The 1937 Experiment in Distance Learning: When Chicago Schools Went Remote, Over Radio, During a Polio Outbreak
As all of us have noticed in recent months, living in a viral pandemic really messes with your sense of time. A few months feels like a decade. Time slows to a crawl. If you’re a parent, however, you have before you walking, talking, growing, complaining reminders that no matter what’s happening in the world, children still grow up just the same. They need new experiences and new clothes just as before, and they need to keep their brains engaged and try, at least, to build on prior knowledge.
Maybe we’re learning new things, too. (Adult brains also need exercise.) Or not. We have some control over the situation; kids don’t. “Learning loss” over inactive months is real, and the government still has the responsibility (for what the word is worth) to educate them. Online learning may feel like a bad compromise for many families, and its success seems largely dependent—as in regular school—on parent involvement and access to resources. But it’s better than eight months of the more mindless kind of screen time.

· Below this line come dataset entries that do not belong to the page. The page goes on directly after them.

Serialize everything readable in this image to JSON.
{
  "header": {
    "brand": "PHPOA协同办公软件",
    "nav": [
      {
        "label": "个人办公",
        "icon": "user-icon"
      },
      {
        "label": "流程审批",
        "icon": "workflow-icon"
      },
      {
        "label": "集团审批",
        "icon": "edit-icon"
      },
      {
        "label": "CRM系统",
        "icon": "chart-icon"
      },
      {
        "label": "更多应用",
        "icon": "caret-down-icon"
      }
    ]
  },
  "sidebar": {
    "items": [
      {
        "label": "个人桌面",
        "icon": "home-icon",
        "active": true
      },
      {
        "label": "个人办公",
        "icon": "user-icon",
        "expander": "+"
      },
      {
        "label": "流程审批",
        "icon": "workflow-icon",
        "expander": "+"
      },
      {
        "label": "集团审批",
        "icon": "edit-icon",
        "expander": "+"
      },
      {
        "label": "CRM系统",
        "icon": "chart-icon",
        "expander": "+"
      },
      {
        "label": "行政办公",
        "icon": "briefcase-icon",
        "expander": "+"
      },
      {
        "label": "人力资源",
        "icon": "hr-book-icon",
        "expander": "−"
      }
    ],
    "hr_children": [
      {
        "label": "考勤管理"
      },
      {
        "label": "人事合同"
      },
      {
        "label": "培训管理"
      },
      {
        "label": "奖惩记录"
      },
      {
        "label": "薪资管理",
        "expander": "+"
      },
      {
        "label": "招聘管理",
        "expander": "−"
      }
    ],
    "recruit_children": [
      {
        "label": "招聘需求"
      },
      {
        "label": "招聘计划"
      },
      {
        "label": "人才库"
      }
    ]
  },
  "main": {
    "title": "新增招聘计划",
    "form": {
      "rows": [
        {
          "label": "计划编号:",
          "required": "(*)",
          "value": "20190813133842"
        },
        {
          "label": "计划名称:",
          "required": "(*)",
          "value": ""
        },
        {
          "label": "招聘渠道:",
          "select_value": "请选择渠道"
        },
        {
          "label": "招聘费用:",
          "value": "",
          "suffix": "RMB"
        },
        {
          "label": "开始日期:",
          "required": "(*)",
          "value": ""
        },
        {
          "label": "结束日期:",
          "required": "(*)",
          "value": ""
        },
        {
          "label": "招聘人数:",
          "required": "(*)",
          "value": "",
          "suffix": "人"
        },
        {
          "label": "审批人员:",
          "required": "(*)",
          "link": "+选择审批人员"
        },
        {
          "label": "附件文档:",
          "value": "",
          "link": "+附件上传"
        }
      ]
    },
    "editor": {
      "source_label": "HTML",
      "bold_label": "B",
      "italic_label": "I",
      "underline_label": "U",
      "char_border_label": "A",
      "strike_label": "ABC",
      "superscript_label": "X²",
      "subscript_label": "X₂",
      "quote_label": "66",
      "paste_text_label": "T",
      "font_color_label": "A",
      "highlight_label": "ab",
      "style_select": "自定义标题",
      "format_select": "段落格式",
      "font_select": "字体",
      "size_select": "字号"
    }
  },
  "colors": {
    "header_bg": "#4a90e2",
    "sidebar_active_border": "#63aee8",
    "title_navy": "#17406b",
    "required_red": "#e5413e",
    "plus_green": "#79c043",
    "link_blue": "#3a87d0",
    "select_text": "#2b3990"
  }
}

It may help to know that remote learning isn’t new, even if we’re still adjusting to technology that lets teachers (and bosses) into our homes with cameras and microphones. The challenges “may seem unprecedented,” Stanford professor Michael Hines writes at The Washington Post, but “educators may be surprised to learn that almost 100 years ago Chicago’s schools faced similar circumstances” during the polio epidemic and met them in a similar way. In 1937, an outbreak forced the city to close schools, and prompted “widespread alarm about lost instructional time and students left to their own devices" (so to speak).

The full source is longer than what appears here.